Derived from the Latin word Recoctus, ricotta is the term for whey that has been re-cooked. Leftover why from daily cheese making is heated to a temperature of approximately 185° Fahrenheit, at which point the proteins separate from the whey and form little lumps that rise to the surface. This ricotta is skimmed off using a strainer and transferred to rush baskets to drain, usually for three or four hours. The moist and fine-textured ricotta is then ready for the table.

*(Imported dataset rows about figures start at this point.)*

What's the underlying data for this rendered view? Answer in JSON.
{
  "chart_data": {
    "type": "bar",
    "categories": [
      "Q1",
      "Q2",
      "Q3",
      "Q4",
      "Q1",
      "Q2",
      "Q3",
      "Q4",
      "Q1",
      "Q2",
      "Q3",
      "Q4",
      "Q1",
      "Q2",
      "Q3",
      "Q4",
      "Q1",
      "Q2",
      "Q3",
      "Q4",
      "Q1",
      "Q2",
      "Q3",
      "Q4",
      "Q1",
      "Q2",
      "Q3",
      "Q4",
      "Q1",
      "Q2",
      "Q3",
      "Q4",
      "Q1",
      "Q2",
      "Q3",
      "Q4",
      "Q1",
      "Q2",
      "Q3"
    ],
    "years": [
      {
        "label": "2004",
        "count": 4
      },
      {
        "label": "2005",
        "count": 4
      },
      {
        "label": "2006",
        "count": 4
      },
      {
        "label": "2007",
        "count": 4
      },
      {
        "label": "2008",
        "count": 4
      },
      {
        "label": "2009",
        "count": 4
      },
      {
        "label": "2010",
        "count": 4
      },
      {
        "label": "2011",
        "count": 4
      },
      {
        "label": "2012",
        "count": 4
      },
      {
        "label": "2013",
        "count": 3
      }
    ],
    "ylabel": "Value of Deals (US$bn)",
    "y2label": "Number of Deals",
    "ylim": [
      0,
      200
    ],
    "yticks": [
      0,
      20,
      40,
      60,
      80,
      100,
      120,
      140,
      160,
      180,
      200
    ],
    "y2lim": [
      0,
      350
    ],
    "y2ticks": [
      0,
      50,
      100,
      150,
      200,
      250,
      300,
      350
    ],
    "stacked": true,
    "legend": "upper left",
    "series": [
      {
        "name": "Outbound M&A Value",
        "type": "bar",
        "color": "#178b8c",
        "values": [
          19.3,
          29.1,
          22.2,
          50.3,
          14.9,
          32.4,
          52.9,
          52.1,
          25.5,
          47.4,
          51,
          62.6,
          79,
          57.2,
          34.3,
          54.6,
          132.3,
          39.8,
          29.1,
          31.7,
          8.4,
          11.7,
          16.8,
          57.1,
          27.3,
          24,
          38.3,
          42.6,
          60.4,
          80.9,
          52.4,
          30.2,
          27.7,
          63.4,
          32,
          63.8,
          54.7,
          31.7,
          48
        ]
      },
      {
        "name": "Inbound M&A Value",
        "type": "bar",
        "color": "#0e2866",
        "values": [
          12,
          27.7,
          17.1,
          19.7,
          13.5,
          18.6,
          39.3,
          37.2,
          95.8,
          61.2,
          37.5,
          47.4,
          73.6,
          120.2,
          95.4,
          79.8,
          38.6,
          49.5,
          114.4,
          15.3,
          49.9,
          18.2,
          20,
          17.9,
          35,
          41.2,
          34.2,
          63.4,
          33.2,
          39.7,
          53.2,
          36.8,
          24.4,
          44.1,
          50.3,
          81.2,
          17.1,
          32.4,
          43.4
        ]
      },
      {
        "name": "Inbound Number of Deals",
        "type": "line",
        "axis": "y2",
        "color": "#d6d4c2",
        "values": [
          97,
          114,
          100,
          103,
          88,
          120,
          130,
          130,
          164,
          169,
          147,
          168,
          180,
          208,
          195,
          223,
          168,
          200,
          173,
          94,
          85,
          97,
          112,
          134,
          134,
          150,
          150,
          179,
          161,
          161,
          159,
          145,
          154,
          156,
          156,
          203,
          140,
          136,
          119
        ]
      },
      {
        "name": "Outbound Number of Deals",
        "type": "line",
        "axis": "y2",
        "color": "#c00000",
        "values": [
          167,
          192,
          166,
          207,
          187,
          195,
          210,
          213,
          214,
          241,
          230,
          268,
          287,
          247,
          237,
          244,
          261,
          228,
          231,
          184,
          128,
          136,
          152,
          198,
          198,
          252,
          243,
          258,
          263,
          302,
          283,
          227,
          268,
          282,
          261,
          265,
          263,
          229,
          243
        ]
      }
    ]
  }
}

Italian ricotta is typically made from the whey of sheep or water buffalo milk, and sometimes from goat’s or cows' milk. American ricotta is usually made from cows' milk whey, and is sweeter and moister than the Italian varieties, which are drier and nuttier than their American counterparts.
Ricotta is most commonly used in pasta dishes and desserts. In Italy, fresh ricotta is sold by weight and wrapped in paper. If possible, you should taste before purchasing to make sure it is fresh. If it feels prickly on the tongue or tastes sharp and /or fruity, it is no longer fresh.
Ricotta is used to make Sardinian Ravioli Cookies called Sebadas, found on page 494 in Molto Italiano. In Sardegna, ricotta is also placed in the oven and lightly smoked with a little salt. This is hung to drain until dry, and then grated overtop pasta dishes.